My main way to answer that question is through reporting — a mix of going to see things myself, and calling other people to ask what they know. But my reading habits come from the same impulse of wanting to figure out how things work, to pick them up, flip open doors, and ask “how is this accomplished?”
My Snob Summer reading, as I’ve mentioned before, arises out of an abiding interest in how status influences behavior — the “how is this accomplished” of ambition and betrayal. The plots of those books are usually driven by some sort of thwarted expectation — a violation of the rules of who is above whom, or a sudden inversion of the social pecking order.
C.S. Lewis’s famous speech “The Inner Ring” addresses the informal, unwritten hierarchies that exercise power in almost every institution, and the perils of being guided by desire to gain admittance to inner sanctums. It works as decoder ring for snob fiction:
“I believe that in all men’s lives at certain periods, and in many men’s lives at all periods between infancy and extreme old age, one of the most dominant elements is the desire to be inside the local Ring and the terror of being left outside. This desire, in one of its forms, has indeed had ample justice done to it in literature. I mean, in the form of snobbery. Victorian fiction is full of characters who are hag-ridden by the desire to get inside that particular Ring which is, or was, called Society. But it must be clearly understood that “Society,” in that sense of the word, is merely one of a hundred Rings, and snobbery therefore only one form of the longing to be inside.”

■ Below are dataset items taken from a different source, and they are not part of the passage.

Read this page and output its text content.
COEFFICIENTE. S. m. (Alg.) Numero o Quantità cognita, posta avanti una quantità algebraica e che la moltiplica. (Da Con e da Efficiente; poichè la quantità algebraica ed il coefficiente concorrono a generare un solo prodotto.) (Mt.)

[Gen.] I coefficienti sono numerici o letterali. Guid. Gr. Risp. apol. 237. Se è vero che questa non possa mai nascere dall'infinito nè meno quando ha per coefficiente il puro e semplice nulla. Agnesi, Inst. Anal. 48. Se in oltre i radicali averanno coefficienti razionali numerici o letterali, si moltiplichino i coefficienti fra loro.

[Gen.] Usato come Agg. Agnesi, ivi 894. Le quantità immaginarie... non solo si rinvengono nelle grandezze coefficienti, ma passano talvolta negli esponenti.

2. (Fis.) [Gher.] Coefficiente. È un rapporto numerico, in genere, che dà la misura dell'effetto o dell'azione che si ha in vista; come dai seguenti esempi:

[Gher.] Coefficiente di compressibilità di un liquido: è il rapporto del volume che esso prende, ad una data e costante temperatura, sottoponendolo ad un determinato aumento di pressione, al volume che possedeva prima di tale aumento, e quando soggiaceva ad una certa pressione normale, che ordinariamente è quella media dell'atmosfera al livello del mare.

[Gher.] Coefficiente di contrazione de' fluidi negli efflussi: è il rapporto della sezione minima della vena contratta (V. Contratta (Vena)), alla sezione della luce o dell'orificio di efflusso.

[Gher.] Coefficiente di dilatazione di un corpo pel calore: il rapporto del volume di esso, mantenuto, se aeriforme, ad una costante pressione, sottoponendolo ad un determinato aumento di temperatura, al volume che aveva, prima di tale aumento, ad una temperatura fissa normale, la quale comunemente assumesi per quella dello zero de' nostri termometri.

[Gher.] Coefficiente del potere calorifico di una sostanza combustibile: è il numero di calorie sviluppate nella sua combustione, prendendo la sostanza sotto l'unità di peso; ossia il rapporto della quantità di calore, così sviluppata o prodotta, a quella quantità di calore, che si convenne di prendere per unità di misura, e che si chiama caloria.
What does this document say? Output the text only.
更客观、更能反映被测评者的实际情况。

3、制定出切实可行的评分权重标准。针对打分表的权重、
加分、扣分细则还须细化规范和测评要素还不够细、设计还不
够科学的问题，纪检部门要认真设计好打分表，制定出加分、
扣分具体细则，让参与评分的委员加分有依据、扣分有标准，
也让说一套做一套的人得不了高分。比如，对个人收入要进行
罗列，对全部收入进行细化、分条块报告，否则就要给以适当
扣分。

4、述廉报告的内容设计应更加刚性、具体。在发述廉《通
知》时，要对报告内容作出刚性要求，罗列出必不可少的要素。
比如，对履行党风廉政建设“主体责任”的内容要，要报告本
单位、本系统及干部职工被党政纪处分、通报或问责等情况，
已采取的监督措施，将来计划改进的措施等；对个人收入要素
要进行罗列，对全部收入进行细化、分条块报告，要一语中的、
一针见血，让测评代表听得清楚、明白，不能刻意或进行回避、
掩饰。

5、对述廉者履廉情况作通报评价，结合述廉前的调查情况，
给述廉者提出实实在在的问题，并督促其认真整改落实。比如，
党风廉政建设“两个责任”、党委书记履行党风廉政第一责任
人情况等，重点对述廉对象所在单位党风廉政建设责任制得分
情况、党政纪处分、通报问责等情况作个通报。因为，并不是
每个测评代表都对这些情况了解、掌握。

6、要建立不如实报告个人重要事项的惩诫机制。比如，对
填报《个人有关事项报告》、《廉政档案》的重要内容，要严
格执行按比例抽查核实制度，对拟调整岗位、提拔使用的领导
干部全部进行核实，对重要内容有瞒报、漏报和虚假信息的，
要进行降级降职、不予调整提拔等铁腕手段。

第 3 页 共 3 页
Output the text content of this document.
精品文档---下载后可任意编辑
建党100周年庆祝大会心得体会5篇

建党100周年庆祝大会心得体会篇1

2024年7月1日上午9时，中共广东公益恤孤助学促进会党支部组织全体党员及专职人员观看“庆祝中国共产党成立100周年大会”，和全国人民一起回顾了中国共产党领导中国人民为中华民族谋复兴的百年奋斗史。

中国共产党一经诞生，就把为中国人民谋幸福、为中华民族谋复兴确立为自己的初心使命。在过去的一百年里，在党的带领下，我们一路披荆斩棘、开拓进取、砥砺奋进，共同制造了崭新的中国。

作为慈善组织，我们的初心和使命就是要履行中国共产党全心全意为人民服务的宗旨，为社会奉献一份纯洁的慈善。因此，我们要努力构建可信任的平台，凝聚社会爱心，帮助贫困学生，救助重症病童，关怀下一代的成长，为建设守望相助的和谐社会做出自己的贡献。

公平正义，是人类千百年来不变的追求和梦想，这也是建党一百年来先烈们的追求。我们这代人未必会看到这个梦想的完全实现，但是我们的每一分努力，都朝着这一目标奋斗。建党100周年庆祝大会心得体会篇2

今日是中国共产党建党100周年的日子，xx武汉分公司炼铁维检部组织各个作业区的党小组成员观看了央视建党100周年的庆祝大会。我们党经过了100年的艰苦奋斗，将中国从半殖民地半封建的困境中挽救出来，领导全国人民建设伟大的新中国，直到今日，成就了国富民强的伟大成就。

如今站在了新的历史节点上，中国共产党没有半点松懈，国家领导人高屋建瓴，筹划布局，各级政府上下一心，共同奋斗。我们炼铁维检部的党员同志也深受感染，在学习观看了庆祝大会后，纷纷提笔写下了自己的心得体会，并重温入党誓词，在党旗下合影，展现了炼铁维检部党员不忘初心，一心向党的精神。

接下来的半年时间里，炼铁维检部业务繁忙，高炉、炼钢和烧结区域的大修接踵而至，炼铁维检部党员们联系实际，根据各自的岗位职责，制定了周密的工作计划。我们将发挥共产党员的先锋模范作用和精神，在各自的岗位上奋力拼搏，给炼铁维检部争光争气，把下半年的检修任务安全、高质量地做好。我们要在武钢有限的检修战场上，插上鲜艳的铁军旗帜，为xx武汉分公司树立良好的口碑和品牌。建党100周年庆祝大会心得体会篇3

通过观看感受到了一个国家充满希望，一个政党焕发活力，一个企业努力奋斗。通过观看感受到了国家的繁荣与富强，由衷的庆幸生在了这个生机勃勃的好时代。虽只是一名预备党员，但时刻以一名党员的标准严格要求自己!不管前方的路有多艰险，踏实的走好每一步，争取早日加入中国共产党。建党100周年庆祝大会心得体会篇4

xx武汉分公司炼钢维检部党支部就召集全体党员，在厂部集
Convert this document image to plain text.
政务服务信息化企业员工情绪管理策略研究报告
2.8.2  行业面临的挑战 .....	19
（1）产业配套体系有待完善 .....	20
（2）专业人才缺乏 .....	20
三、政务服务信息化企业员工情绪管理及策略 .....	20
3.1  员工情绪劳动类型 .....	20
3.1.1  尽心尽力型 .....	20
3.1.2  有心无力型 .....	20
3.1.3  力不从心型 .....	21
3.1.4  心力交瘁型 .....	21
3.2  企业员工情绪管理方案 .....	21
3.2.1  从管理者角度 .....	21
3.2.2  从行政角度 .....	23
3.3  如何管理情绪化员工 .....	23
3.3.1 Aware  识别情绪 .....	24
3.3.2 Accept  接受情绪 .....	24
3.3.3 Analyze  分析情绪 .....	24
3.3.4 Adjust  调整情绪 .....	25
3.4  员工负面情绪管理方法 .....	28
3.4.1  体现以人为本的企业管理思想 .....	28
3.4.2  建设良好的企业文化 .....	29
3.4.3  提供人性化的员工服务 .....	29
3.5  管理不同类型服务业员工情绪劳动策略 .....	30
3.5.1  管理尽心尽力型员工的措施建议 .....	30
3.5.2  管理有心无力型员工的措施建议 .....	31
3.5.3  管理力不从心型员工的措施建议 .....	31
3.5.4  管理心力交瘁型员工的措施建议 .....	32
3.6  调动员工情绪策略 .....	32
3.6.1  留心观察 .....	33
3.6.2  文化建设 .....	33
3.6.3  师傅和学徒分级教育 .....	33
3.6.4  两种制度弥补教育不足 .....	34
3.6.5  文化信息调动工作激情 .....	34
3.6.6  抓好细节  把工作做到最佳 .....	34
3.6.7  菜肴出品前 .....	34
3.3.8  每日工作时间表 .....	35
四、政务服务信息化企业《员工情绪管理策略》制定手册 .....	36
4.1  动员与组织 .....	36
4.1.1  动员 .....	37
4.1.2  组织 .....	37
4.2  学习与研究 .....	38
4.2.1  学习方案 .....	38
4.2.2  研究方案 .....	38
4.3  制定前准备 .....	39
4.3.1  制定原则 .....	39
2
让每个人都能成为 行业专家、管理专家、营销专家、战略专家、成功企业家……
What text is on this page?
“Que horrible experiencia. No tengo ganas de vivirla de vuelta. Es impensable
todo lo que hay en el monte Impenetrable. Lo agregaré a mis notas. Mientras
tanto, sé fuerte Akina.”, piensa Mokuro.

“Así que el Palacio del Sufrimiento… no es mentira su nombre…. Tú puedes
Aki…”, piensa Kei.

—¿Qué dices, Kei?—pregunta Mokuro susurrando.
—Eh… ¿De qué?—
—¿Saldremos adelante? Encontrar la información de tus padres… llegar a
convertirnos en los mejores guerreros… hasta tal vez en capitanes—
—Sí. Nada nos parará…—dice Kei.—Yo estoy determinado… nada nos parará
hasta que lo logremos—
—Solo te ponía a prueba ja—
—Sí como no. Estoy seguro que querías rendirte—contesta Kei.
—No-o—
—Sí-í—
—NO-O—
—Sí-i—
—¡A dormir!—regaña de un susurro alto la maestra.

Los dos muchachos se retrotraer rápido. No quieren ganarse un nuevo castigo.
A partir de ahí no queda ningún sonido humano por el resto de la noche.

This week, as planned, I flipped a coin and then read “The Beach at Summerly,” by Beatriz Williams, an upstairs/downstairs drama with a fun spy twist, and plenty of snob-lit themes. I also found a gift from my past self: a copy of “A Delicate Truth” by John le Carré, which I’d apparently bought years ago but never read.
Le Carré, to my mind, is one of the masters of snob fiction; nearly every one of his books is about the assumptions people make based on money and class, and the terrible consequences that arise when those assumptions prove misleading. (The Times recently featured a great run-down of his essential books, by Sam Adler-Bell.)